The two-year study, co-authored by U of C veterinary medicine professor Ed Pajor, veterinary medicine PhD students Christy Goldhawk and Guilherme Borges Bond, and Colorado State University animal sciences professor Temple Grandin, found that bucking bulls do not exhibit signs of stress or anxiety before performances.
The researchers examined bulls’ behaviour at the Calgary Stampede to see if they exhibited particular stress indicators, such as a back and forth movement in the chute, defecation, urination, tail swishing, clawing at the ground and kicking.
“[We] found that those animals with more experience are less likely to show fear-related behaviours than animals without that experience,” Pajor said. “That suggests animals can learn from the experience, habituate from that experience and get used to being in that environment.”
Six years ago, the Calgary Stampede asked Pajor to join their new animal care advisory council. Upon taking on the role, Pajor said he quickly realized there was little academic research done on rodeo animals despite an ongoing debate about their well-being.

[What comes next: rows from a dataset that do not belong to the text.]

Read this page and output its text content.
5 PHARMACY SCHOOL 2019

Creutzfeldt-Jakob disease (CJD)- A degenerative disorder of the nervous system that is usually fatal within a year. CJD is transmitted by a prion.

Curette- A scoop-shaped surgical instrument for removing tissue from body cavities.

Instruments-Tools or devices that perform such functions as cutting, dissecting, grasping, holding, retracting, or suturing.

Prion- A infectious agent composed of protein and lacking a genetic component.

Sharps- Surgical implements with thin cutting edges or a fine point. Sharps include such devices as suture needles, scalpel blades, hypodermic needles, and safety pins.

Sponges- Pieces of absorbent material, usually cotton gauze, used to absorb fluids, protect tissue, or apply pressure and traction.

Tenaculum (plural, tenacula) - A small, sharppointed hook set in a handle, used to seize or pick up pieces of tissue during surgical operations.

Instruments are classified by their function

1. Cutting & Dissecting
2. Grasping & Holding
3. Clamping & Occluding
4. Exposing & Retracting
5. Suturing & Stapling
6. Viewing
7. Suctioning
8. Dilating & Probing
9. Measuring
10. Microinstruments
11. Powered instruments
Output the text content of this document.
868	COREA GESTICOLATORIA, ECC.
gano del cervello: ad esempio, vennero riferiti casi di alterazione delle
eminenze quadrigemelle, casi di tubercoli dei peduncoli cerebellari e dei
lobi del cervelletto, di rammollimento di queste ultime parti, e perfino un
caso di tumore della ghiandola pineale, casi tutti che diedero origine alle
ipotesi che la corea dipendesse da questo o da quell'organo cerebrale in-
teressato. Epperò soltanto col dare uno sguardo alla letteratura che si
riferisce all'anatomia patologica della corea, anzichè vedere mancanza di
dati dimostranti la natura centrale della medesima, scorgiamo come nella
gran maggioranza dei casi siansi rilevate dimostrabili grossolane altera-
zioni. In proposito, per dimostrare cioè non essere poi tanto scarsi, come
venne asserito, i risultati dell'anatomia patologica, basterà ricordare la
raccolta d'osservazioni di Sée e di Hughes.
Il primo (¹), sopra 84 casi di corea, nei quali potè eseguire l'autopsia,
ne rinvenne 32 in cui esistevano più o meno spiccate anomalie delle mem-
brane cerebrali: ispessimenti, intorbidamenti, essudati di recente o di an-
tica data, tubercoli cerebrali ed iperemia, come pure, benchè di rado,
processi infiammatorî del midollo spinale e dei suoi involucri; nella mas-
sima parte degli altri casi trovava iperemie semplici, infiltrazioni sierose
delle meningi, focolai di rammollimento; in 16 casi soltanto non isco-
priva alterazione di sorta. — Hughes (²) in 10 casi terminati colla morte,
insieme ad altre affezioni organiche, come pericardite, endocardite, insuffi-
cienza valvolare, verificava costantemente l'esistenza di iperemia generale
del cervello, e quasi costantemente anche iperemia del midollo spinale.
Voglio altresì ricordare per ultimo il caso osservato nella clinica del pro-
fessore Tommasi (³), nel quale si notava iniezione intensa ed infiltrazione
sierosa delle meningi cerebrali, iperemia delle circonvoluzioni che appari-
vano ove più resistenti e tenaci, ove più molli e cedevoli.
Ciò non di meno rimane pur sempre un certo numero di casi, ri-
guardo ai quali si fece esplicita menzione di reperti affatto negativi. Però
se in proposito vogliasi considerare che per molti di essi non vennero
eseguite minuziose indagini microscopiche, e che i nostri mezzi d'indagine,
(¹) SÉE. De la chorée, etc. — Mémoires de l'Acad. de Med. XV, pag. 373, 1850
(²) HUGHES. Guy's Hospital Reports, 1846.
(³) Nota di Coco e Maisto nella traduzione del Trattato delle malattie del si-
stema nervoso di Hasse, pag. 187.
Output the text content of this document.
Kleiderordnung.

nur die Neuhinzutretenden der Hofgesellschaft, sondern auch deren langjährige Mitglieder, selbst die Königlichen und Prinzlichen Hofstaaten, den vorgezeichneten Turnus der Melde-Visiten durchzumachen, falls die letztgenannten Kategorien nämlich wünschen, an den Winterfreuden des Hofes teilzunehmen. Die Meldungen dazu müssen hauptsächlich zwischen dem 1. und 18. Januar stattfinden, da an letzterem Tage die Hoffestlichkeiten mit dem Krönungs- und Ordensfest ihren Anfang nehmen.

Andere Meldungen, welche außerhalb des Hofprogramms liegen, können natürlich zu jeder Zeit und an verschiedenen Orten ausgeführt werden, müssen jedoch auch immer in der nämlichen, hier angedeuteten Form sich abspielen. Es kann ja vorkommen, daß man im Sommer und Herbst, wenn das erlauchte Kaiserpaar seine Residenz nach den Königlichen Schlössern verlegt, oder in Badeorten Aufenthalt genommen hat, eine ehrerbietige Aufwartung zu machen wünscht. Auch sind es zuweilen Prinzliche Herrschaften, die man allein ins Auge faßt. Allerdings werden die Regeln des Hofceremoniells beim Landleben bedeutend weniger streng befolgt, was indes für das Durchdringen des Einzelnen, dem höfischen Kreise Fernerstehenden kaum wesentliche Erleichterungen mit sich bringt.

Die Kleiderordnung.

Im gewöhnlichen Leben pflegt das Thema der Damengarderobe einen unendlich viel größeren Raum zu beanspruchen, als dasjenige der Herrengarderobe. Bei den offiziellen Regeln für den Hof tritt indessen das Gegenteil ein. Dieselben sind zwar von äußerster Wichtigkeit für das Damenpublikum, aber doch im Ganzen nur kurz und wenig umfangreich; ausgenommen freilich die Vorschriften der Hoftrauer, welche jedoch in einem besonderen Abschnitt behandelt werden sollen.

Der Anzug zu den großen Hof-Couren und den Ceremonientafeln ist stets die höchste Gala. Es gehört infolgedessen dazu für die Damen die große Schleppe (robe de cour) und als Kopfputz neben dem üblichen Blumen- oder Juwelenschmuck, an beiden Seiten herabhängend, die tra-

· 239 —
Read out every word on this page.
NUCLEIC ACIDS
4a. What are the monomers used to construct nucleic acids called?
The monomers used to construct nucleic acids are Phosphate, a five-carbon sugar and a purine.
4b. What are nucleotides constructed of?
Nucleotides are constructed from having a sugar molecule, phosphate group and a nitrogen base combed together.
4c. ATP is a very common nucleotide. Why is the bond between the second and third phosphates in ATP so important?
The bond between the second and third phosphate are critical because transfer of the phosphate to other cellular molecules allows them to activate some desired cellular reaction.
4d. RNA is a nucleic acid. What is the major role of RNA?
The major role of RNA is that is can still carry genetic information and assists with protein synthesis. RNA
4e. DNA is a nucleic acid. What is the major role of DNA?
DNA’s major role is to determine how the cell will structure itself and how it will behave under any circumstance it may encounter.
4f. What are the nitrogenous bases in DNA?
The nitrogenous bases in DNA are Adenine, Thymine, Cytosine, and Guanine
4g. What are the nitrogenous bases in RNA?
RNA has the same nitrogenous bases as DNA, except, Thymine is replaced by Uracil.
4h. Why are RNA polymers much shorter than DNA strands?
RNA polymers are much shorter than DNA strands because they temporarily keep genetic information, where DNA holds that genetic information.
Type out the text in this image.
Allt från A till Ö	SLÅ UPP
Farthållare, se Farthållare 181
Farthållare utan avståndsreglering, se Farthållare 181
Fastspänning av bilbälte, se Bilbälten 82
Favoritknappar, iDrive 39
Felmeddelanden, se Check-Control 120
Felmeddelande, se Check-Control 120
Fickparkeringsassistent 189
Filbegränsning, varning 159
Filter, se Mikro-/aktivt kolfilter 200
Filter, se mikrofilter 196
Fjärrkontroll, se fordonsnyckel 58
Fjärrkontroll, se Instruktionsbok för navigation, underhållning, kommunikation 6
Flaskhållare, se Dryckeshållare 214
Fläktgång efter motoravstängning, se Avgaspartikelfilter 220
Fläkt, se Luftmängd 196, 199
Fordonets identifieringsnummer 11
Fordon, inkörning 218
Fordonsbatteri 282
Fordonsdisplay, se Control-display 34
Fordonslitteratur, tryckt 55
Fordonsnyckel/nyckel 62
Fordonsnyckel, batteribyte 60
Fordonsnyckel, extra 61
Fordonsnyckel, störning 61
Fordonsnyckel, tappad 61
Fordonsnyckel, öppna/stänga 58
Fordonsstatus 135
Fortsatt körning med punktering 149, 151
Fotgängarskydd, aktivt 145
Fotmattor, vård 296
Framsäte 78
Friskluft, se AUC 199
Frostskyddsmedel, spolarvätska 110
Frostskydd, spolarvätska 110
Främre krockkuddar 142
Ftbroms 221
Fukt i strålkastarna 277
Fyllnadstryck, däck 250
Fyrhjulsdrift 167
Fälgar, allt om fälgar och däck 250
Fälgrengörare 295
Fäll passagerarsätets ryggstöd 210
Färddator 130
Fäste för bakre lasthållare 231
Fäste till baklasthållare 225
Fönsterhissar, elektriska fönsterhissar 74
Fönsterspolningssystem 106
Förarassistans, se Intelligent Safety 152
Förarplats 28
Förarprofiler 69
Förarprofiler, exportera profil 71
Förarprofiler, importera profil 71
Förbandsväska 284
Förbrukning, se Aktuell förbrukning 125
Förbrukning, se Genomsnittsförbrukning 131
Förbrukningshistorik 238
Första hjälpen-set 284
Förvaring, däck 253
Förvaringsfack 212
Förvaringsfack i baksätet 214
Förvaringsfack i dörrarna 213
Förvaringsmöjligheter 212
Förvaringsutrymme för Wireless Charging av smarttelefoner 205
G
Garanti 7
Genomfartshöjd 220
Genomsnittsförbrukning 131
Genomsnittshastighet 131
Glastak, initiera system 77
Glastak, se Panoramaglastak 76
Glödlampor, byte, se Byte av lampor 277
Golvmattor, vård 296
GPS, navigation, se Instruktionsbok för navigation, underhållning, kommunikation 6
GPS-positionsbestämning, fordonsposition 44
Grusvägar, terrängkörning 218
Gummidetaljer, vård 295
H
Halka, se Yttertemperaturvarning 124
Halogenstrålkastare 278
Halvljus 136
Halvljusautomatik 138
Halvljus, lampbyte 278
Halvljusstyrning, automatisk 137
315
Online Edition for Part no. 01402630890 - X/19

That debate is what spurred Pajor and his team to conduct the study.
“There was a claim made by the Calgary Stampede that the animals like to buck, that they’re born to buck. On the other hand. I was hearing for a number of years about how terrified these animals are, how mistreated these animals are, and how poorly handled these animals are,” he said.
Pajor admits a behaviour-based study has limitations. He said the study only speaks to stress levels before a bucking performance, leaving researchers to wonder how quickly the bulls recover after the event.
“Our study is really limited to the behaviour of the animals and the handling of the animals from the back pens while they’re being loaded — once they get into the bucking chutes and up until they perform,” Pajor said. “Our study says nothing about what the animals experience during the bucking event, or even after the event.”
Pajor said the study is not meant to comment on the ethics of rodeos, but simply provide factual evidence to supplement that debate.
“We have to remember that science doesn’t tell us what we ought to do. It only describes the world in terms of facts,” he said. “Whether we should do those things or not are social questions rather than science questions.”